Na transição, ele resumiu uma entrevista como seria a orientação para a polícia
fluminense no combate à criminalidade: “mirar na cabecinha e… fogo!”
Uma vez empossado, declarações como
essa serviram como carta-branca para inúmeras ações nas comunidades do Rio de
Janeiro, algumas com uso de helicóptero. Uma delas vitimou um jogador não
federado das categorias de base do América, que “portava” uma chuteira na
mochila quando foi baleado em Niterói. Em 80 horas, outros cinco jovens como
ele foram assassinados na localidade.
Na semana passada, cerca de 1.500
cartas feitas por crianças e moradores do Complexo da Maré foram entregues ao
Tribunal de Justiça do estado pedindo menos violência nas comunidades.
Pressionado, o governador questionou
a autenticidade das missivas e atribuiu a morte de inocentes aos
“pseudo defensores dos direitos humanos”.
“Nunca vi um defensor de direitos
humanos entrar em favela dando tiro”, respondeu o presidente da OAB do Rio,
Luciano Bandeira.
Foi neste contexto que o Rio de
Janeiro amanheceu, nesta terça-feira, 20/08, com a notícia do sequestro de um
ônibus na Ponte Rio-Niterói. O cerco ao veículo, que levava dois passageiros, remetia a dois
episódios traumáticos do passado recente, o caso Eloá Cristina, em Santo André
(SP), e o do ônibus 174, também no Rio. Ambos resultaram na morte de
sequestrados.
A ação exigia uma intervenção
cirúrgica dos atiradores da polícia, que conseguiram matar o sequestrador e
libertar os passageiros. Soube-se depois que a arma do criminoso era de
brinquedo – algo que ninguém, nem dentro nem fora do ônibus, poderia saber.
O caso estaria automaticamente
encerrado se o tema da segurança pública não estivesse também refém dos
discursos mais rasos sobre a violência no país.
Se, há poucos dias, o governador
despachava os cadáveres de jovens inocentes para o colo do “pseudo defensores
dos direitos humanos”, desta vez ele por pouco não promoveu uma volta olímpica
pela cidade com o corpo do sequestrador em mãos. Preferiu descer de helicóptero
no local celebrando o desfecho da ação como se fosse um gol.
É difícil analisar o sentimento de
quem acompanhou o sequestro sem um redutor de termos morais, mas, imagina-se
que, em condições normais, a ausência de vítimas entre os passageiros gerasse
uma espécie de alívio misturado ao conformismo com a inevitabilidade do
desfecho.
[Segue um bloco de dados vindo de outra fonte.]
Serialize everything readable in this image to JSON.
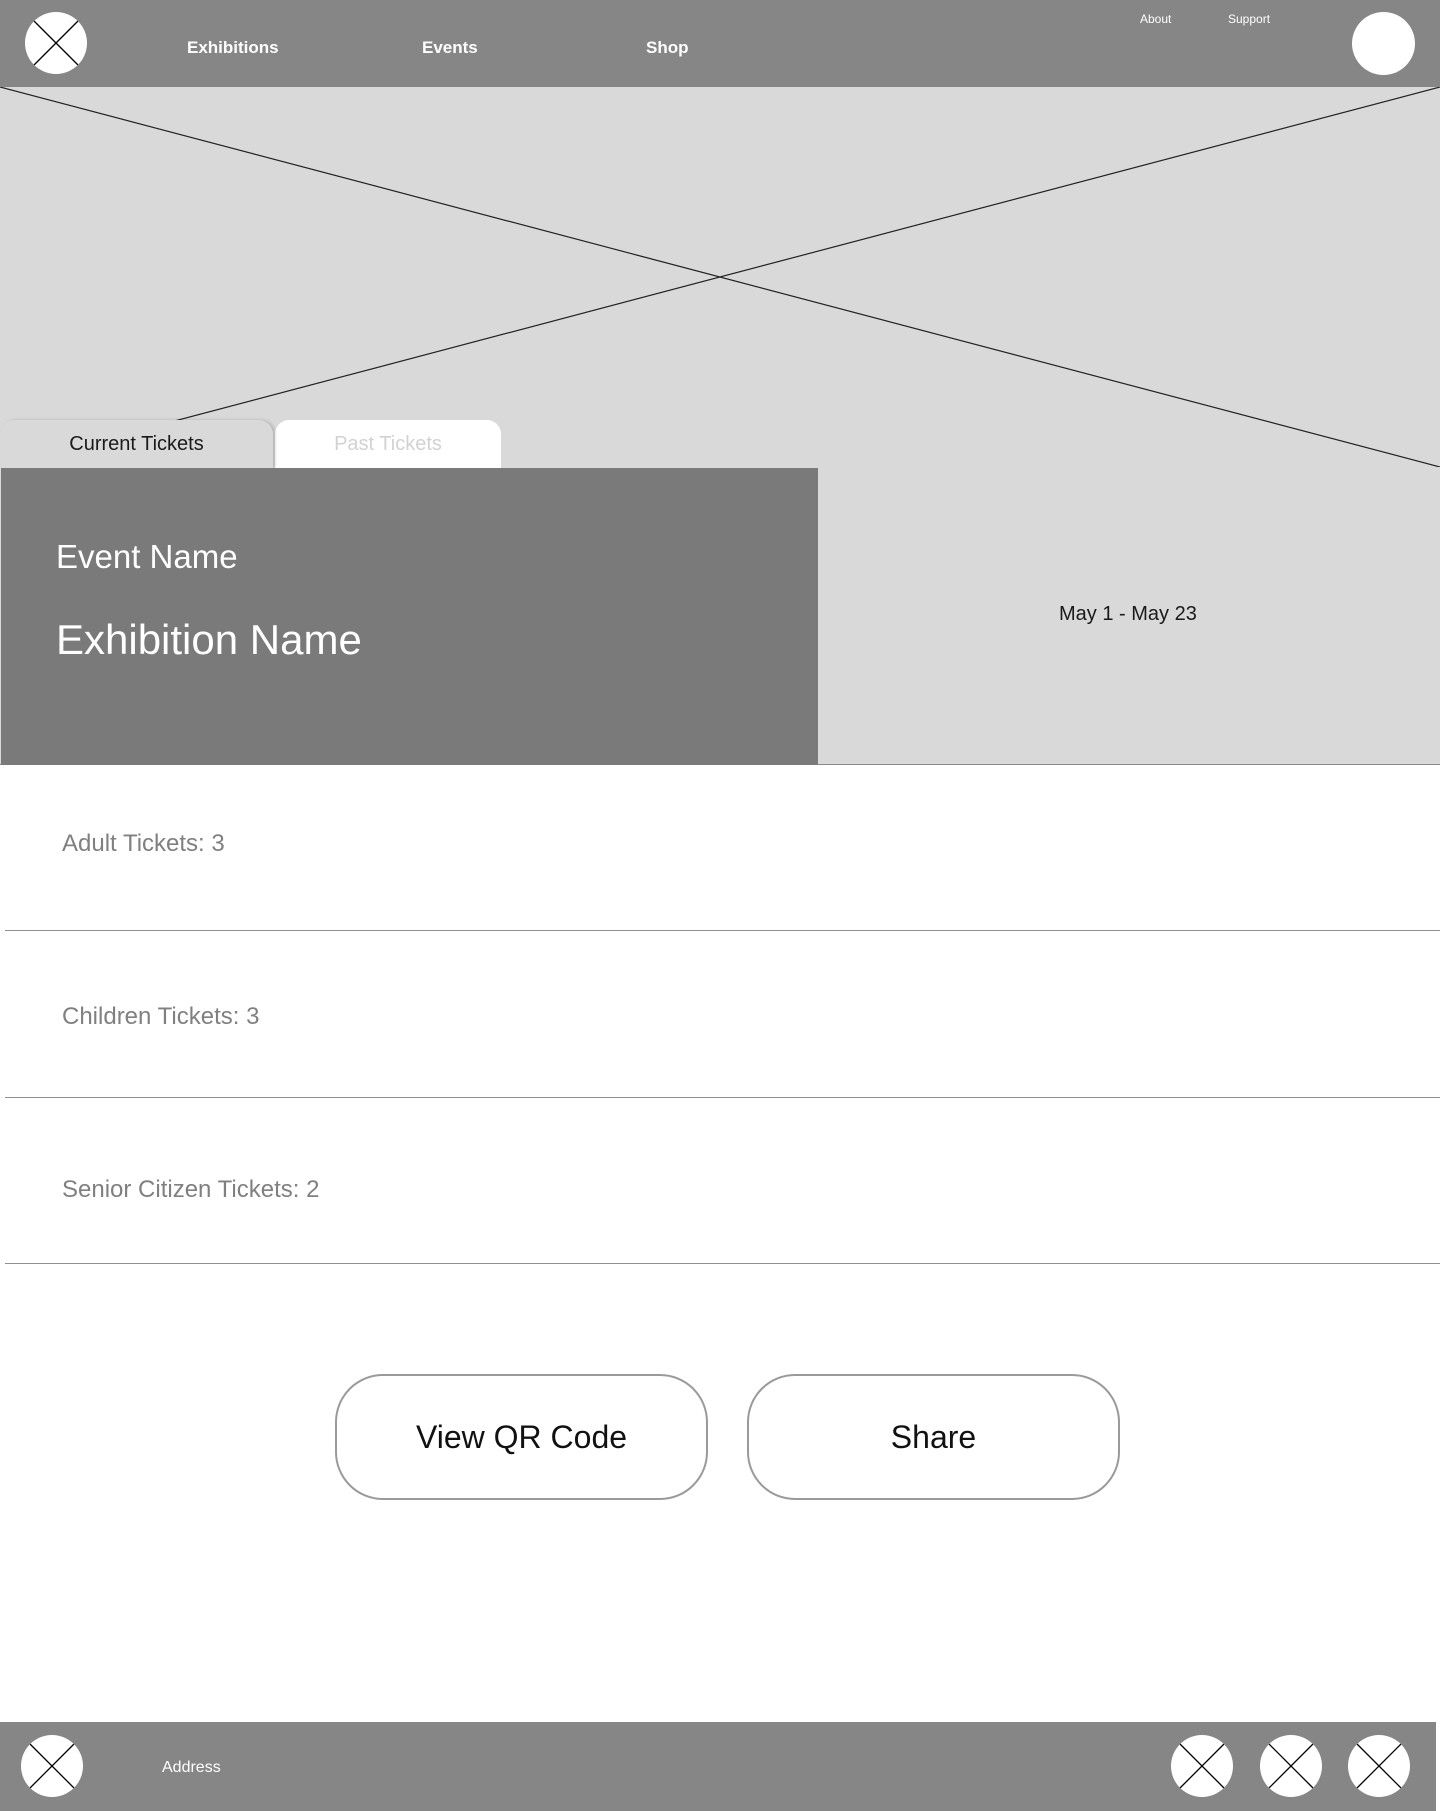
{
  "header": {
    "logo_icon": "placeholder-x-icon",
    "nav": {
      "exhibitions": "Exhibitions",
      "events": "Events",
      "shop": "Shop"
    },
    "utility": {
      "about": "About",
      "support": "Support"
    },
    "avatar_icon": "user-avatar"
  },
  "hero": {
    "image_icon": "image-placeholder",
    "tabs": {
      "current": "Current Tickets",
      "past": "Past Tickets"
    },
    "event_name": "Event Name",
    "exhibition_name": "Exhibition Name",
    "date_range": "May 1 - May 23"
  },
  "tickets": {
    "adult": "Adult Tickets: 3",
    "children": "Children Tickets: 3",
    "senior": "Senior Citizen Tickets: 2"
  },
  "actions": {
    "view_qr": "View QR Code",
    "share": "Share"
  },
  "footer": {
    "address": "Address",
    "social_icons": [
      "placeholder-x-icon",
      "placeholder-x-icon",
      "placeholder-x-icon"
    ]
  },
  "colors": {
    "header_bg": "#868686",
    "hero_bg": "#d9d9d9",
    "event_panel_bg": "#7a7a7a",
    "muted_text": "#808080"
  }
}
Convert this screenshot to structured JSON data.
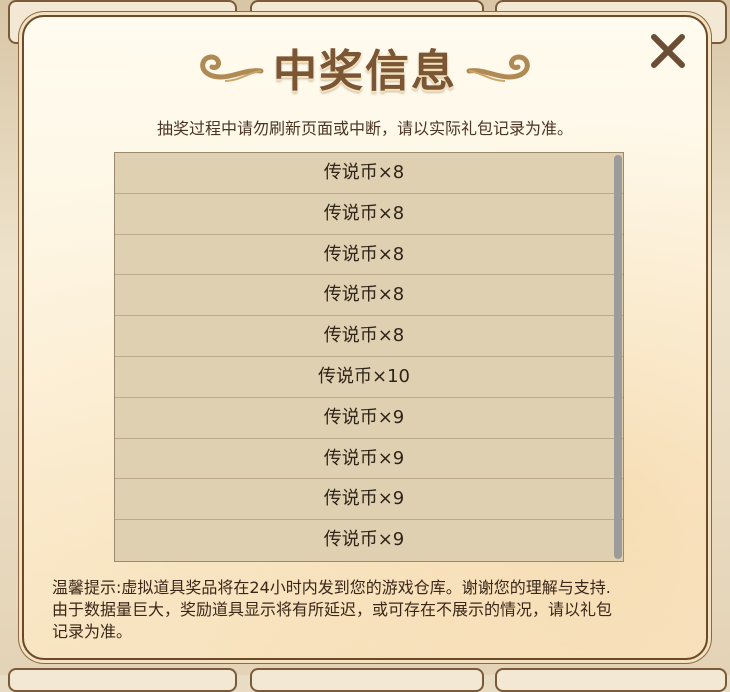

Isso se o debate público não estivesse contaminado pelas paixões mais
irracionais – das quais a expressão de Wiltzel é antes resultado do que uma
resposta.
Quieto em ocasiões anteriores, como
quando uma vereadora é alvejada em via pública na mesma cidade, Jair Bolsonaro
não demorou, desta vez, para dizer que não era para ter “pena” do criminoso.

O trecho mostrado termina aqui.